Short for S.A.I., the company draws its name from its focus on experiences across the sea, air, and island environments, positioning itself as a specialist in leisure activities that deliver distinctive and memorable vacations, according to its website.
Igisomar said the TOA term is “for 10 years,” and took effect “November or December of last year.”
“They’ll go fully operational,” he said, “the 15th of this month.”
Igisomar explained that a TOA differs from a long-term lease. “The Mañagaha is not a lease. It’s not a long-term lease. It’s a TOA,” he said. “It’s temporary occupancy.”
He added that the maximum TOA term was extended through regulation changes. “It used to be five years only… so that was changed to 10.”
S.A.I. apparently spruced up the property during the weekend in anticipation of the soft-opening on Feb. 15. TanHoldings Corp. VP of Business Development Ivan Quichocho invitations will be sent out for government and media soon.
On Marianas Beach Resort, lawmakers revisited prior notices of default and violations. Igisomar said all outstanding obligations have now been paid. “They’re up to date, fully up to date on the payment,” he said.
He later confirmed, “Whatever was asked for to be paid on the rental or additional rent, those are paid already… They zeroed out.”
The payments were cleared “by November, December last year.”
Rota Resort, however, has moved in the opposite direction. Igisomar said the lease process was terminated after the proponent failed to submit a required appraisal. “We asked them to send us the appraisals that they’re supposed to do because we don’t have an appraiser,” he said. “It took them forever too long.”
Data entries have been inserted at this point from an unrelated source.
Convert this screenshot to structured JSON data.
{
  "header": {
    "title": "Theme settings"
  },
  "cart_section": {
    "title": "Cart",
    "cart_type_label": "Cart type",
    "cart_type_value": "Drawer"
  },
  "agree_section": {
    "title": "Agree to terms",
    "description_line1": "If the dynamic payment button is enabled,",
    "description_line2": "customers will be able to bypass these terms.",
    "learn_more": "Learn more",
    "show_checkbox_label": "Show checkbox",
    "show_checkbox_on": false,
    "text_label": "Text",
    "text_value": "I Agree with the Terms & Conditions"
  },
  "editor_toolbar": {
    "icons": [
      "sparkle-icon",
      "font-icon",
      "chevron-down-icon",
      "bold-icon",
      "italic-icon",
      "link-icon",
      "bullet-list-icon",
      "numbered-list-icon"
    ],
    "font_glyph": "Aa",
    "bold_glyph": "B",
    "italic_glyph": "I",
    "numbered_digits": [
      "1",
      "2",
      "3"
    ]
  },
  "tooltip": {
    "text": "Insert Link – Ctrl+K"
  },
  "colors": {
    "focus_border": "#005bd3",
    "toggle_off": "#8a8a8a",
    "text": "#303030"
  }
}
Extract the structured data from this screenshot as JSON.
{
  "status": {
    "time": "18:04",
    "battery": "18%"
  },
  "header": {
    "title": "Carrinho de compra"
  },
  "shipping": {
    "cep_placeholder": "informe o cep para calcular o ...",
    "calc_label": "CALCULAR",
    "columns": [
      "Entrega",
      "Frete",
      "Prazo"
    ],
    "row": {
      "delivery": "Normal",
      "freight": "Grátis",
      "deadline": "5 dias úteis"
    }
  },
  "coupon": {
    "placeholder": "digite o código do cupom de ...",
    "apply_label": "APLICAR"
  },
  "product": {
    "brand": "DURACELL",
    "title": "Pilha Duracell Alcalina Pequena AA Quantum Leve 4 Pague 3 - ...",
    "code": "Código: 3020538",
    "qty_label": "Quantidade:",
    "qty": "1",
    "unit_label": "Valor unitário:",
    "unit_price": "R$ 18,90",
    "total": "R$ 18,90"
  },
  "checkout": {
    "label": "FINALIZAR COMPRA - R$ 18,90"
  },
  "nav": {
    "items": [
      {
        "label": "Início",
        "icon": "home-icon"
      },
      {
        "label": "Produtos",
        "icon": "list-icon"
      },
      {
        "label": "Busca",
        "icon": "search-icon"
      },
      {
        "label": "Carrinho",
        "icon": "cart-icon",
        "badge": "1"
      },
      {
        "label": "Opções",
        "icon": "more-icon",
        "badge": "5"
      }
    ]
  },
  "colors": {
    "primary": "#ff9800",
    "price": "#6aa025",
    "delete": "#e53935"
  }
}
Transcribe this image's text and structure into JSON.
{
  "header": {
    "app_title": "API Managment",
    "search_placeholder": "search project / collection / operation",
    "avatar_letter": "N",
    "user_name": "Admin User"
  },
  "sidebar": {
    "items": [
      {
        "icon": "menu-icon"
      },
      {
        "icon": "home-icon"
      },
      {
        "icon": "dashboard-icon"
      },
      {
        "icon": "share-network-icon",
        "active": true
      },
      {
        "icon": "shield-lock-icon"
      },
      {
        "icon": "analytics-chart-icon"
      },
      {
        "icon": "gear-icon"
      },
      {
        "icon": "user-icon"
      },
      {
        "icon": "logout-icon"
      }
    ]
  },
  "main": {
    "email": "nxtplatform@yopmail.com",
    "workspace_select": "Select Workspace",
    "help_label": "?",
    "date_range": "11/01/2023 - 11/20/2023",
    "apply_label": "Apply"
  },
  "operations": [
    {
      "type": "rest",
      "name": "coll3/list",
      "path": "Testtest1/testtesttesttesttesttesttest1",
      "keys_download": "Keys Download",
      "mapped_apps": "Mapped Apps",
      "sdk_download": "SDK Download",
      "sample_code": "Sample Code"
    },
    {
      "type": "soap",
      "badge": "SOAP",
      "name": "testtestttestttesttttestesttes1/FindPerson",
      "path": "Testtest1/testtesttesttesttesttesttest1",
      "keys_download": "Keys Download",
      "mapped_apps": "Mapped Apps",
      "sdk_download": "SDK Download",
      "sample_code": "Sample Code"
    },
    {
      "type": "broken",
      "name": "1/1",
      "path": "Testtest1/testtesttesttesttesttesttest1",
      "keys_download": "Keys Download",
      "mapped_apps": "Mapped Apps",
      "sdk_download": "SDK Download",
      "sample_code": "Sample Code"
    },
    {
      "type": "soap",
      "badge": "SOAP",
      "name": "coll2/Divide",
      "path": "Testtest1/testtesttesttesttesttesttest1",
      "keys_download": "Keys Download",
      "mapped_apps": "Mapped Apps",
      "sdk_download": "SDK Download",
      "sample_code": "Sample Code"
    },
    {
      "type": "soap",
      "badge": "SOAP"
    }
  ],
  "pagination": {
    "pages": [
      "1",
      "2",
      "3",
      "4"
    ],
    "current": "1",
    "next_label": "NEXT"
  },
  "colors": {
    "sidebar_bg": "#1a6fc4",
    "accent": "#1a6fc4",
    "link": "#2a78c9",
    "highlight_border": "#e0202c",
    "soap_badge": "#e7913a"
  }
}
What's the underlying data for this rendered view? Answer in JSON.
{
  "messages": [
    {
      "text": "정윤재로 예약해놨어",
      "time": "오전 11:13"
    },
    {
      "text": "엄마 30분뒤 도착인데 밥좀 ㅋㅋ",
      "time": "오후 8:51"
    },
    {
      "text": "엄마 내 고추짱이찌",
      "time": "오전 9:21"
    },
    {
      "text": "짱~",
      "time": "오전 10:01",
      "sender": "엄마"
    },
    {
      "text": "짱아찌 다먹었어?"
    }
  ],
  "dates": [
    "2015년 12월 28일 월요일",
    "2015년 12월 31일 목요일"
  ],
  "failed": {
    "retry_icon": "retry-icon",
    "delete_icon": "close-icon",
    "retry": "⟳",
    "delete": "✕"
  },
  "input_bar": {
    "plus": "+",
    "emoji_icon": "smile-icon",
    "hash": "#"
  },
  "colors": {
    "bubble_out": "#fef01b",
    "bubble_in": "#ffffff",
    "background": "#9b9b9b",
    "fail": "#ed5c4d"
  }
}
“By December, I terminated it and sent them official letters,” he said, adding that DPL is “already working with another investor for unsolicited proposal.”
Kanoa Resort also remains vacant after drawing no interest during a recent solicitation. “There was no response on the RFP from any vendors,” Igisomar told senators.
DPL has since opened the door to unsolicited proposals and may reissue the RFP if none materialize.
On lease pricing, Igisomar emphasized that base rent is tied to fair market value. “Base rent is a percentage of FMV,” he said, explaining that current regulations require “5% of FMV.”
FMV stands for fair market value.
“Kanoa Resort went out on 5%,” he added.
Beyond individual resorts, DPL said it is stepping up enforcement across government and public lands. “We’ve issued notices to every department to take back lands that they looked abandoned,” Igisomar said, naming multiple agencies.
He stressed that the policy is not punitive. “The intent is not to take away lands from our government entities,” he said. “The intent is… to utilize these properties as intended.”